The film’s music, however, does not seem so concerned with racing culture but instead seems to focus on the energy of the sport and the danger its participants put themselves in. The score moves with speed, and at times a sense of freedom, but for the most part the record also rolls along with disconcertion, listeners sharing with drivers the knowledge that in this arena it only takes a split second for something to go horribly wrong. And when something does go wrong on screen, it is just as vivid in the music; we don’t need to refer to the titles of tracks to know when it is that Niki Lauda has the horrific crash that leaves him with third-degree burns among other injuries.

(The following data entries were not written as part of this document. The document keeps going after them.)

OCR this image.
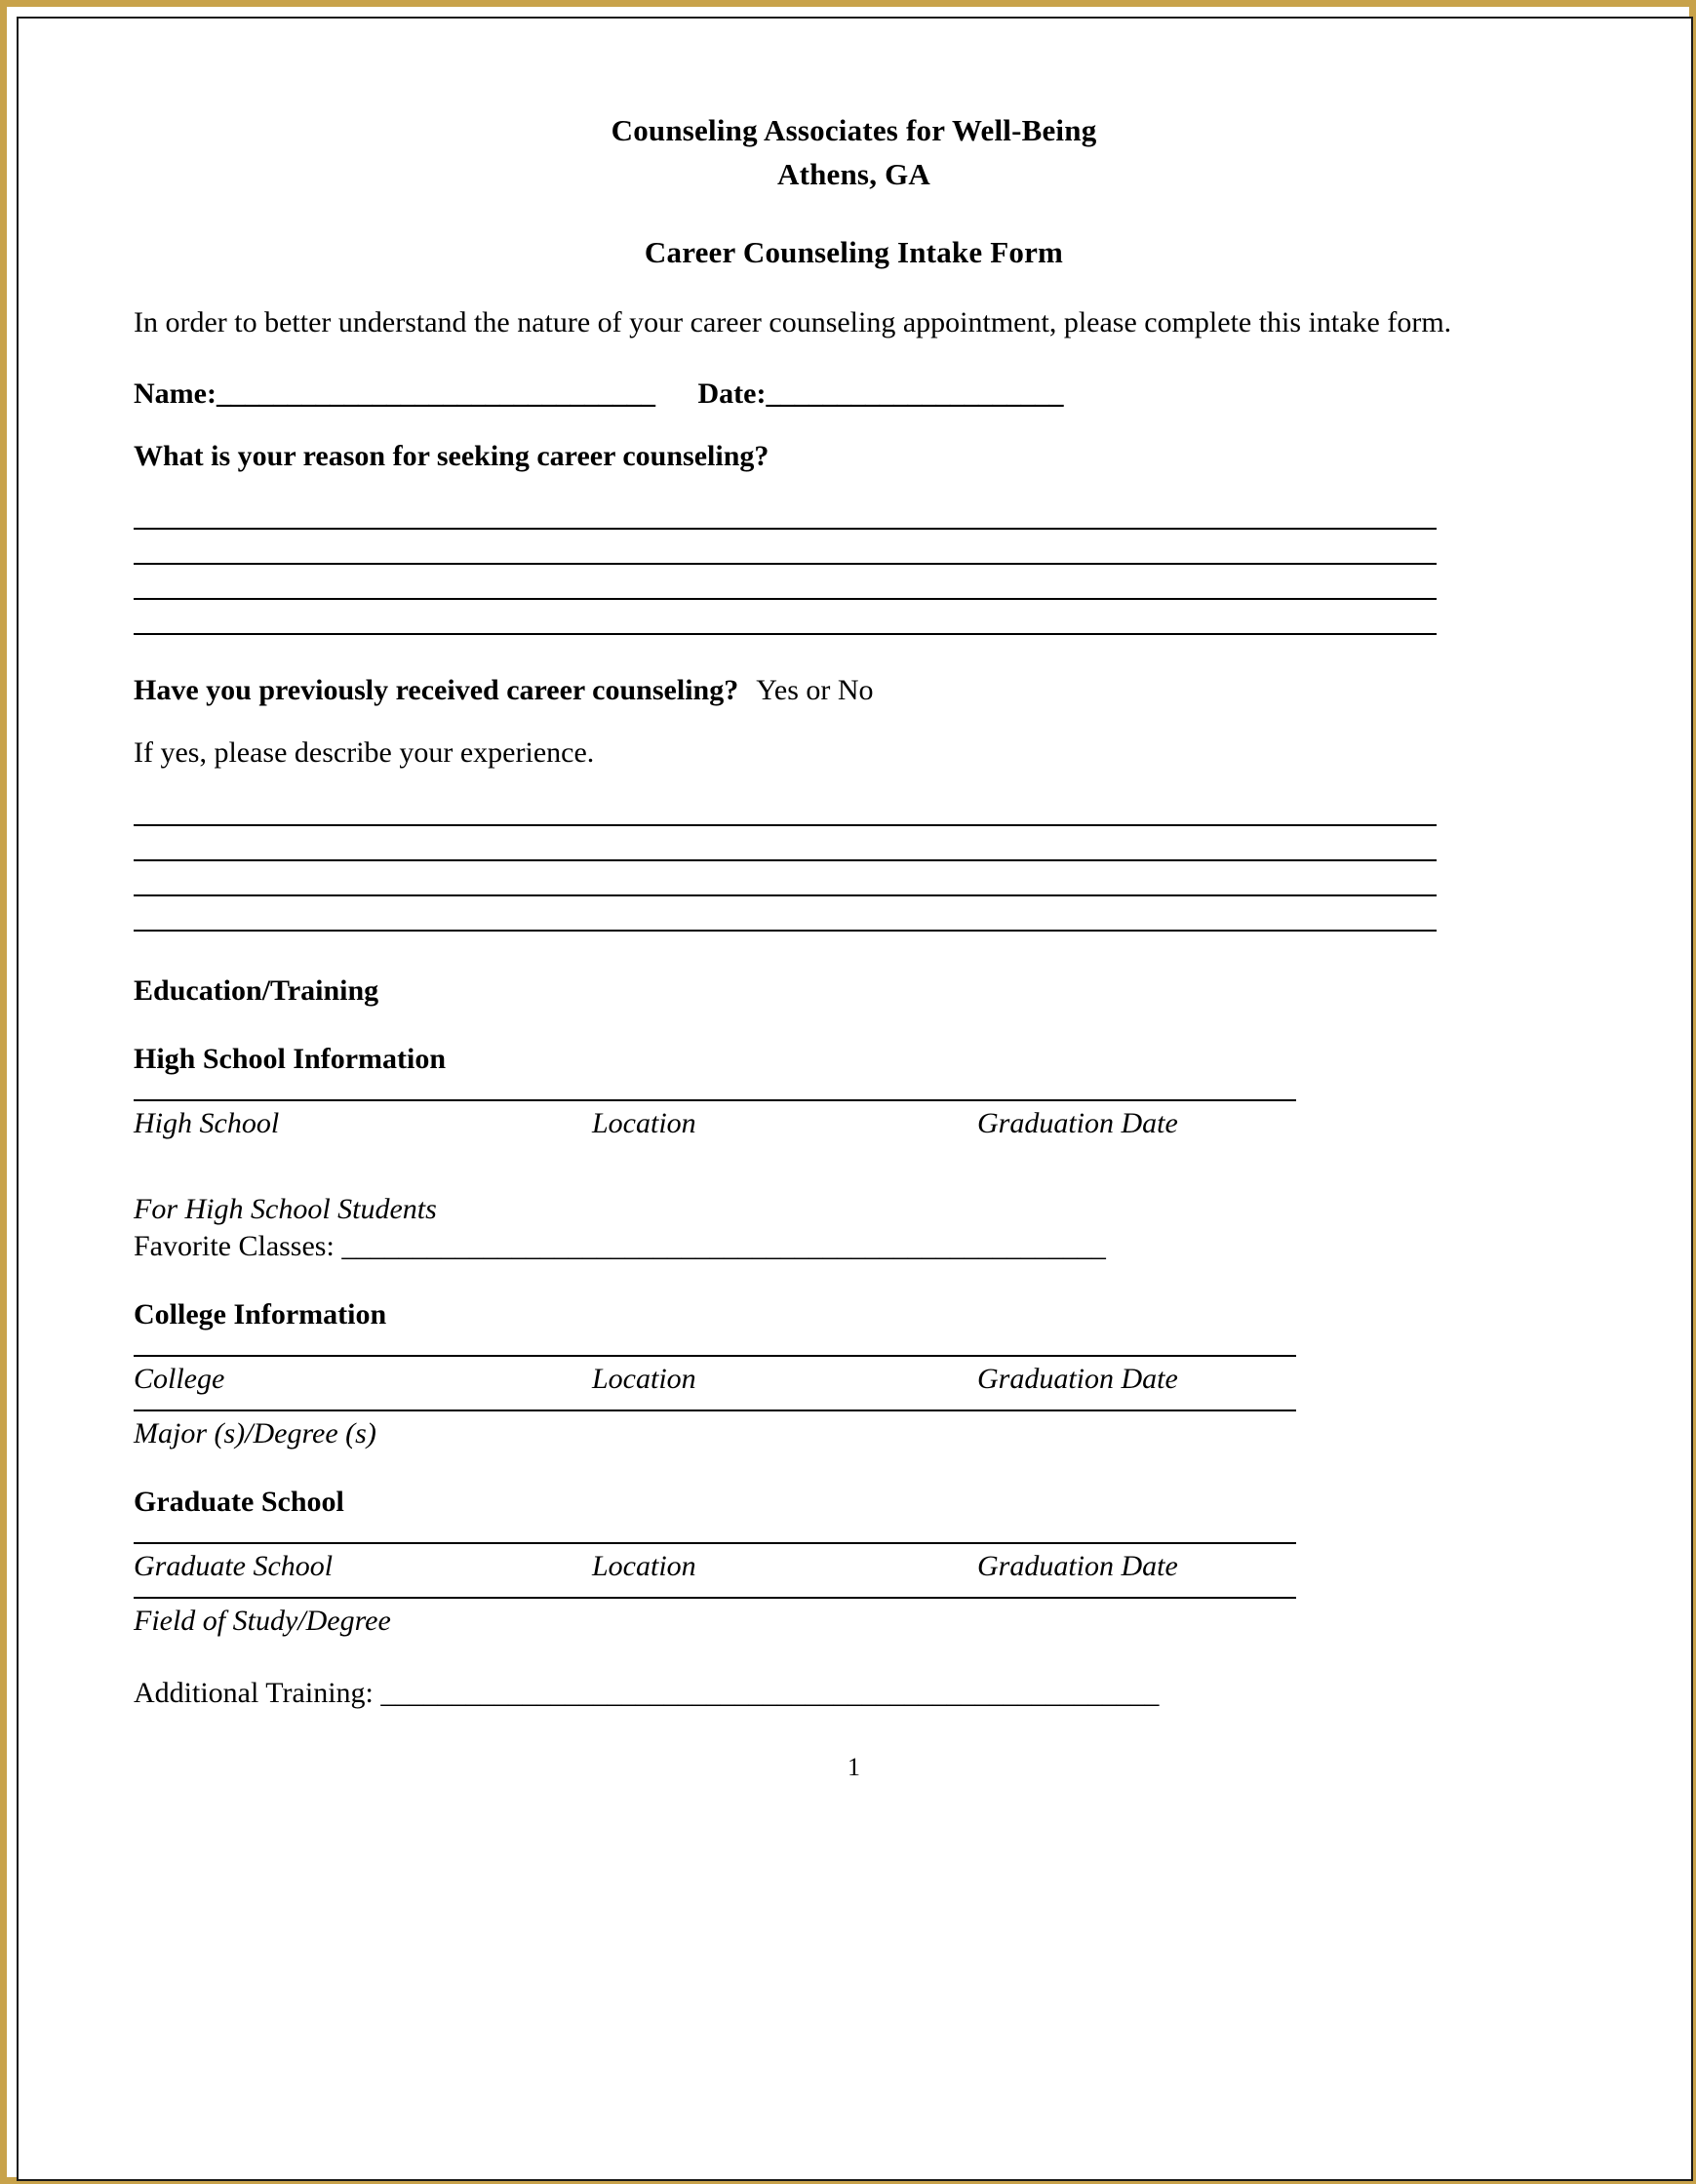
Counseling Associates for Well-Being
Athens, GA
Career Counseling Intake Form
In order to better understand the nature of your career counseling appointment, please complete this intake form.
Name:_______________________________ Date:_____________________
What is your reason for seeking career counseling?
Have you previously received career counseling? Yes or No
If yes, please describe your experience.
Education/Training
High School Information
High School	Location	Graduation Date
For High School Students
Favorite Classes: ______________________________________________________
College Information
College	Location	Graduation Date
Major (s)/Degree (s)
Graduate School
Graduate School	Location	Graduation Date
Field of Study/Degree
Additional Training: _______________________________________________________
1
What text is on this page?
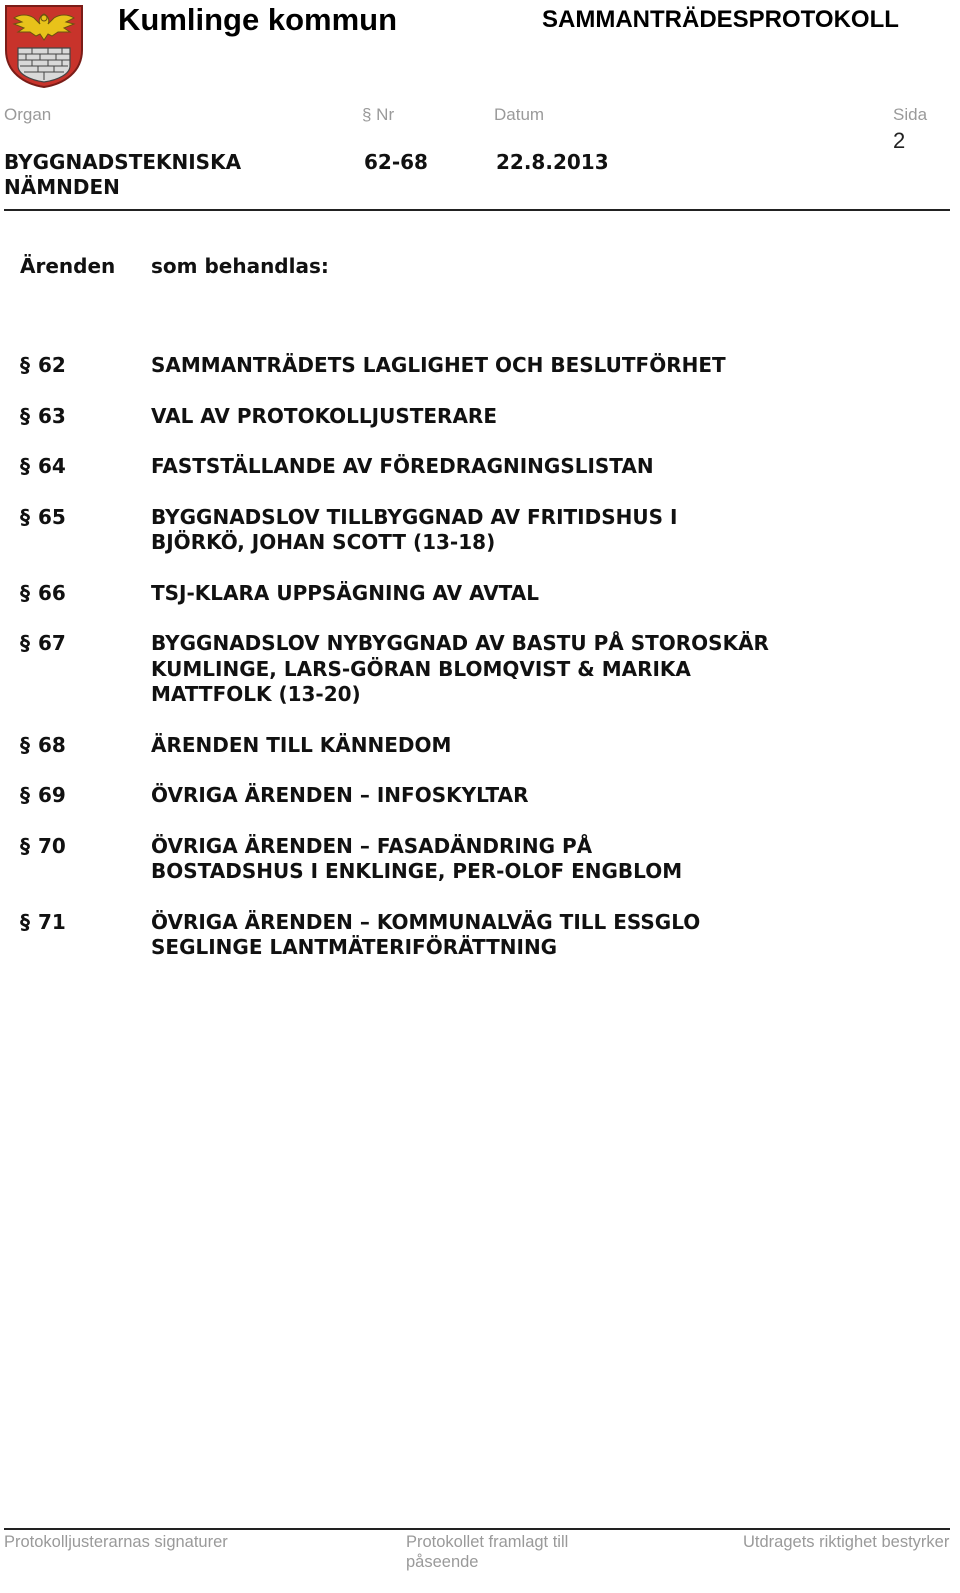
Kumlinge kommun	SAMMANTRÄDESPROTOKOLL
Organ	§ Nr	Datum	Sida
BYGGNADSTEKNISKA NÄMNDEN
62-68	22.8.2013
2
Ärenden som behandlas:
§ 62	SAMMANTRÄDETS LAGLIGHET OCH BESLUTFÖRHET
§ 63	VAL AV PROTOKOLLJUSTERARE
§ 64	FASTSTÄLLANDE AV FÖREDRAGNINGSLISTAN
§ 65	BYGGNADSLOV TILLBYGGNAD AV FRITIDSHUS I BJÖRKÖ, JOHAN SCOTT (13-18)
§ 66	TSJ-KLARA UPPSÄGNING AV AVTAL
§ 67	BYGGNADSLOV NYBYGGNAD AV BASTU PÅ STOROSKÄR KUMLINGE, LARS-GÖRAN BLOMQVIST & MARIKA MATTFOLK (13-20)
§ 68	ÄRENDEN TILL KÄNNEDOM
§ 69	ÖVRIGA ÄRENDEN – INFOSKYLTAR
§ 70	ÖVRIGA ÄRENDEN – FASADÄNDRING PÅ BOSTADSHUS I ENKLINGE, PER-OLOF ENGBLOM
§ 71	ÖVRIGA ÄRENDEN – KOMMUNALVÄG TILL ESSGLO SEGLINGE LANTMÄTERIFÖRÄTTNING
Protokolljusterarnas signaturer	Protokollet framlagt till påseende
Utdragets riktighet bestyrker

Zimmer is a master at inducing certain feelings and, given his track record, mention of his name alone should be enough to enlighten readers to the fact that this film has a quality score. You can even get a sense of the rivalry between Hunt and Lauda simply by listening to the music. The soundtrack opener 1976, for instance, has a kind of tension that makes me think of two cowboys facing off in an old western, not making any sudden movements, but not letting their fingers stray far from their hip holsters either. Trade fingers for feet, and holsters for gas pedals, and you have Rush.

In case there are some readers still holding out for discussion of the ‘70s rock acts that I touched on before, I can assure that an attempt has been made by the soundtrack’s producers to make up for the small quantity with quality. Names include the likes of David Bowie, Steve Winwood, Thin Lizzy, Dave Edmunds and Mud, and their music adds some light-hearted fun and distraction from the seriousness that characterizes the majority of the score.

The soundtrack to Rush is a success from the starting line to the chequered flag, and if the high profiles of the artists featured on the album are any indication of the quality of the film, then it will surely be one not to miss.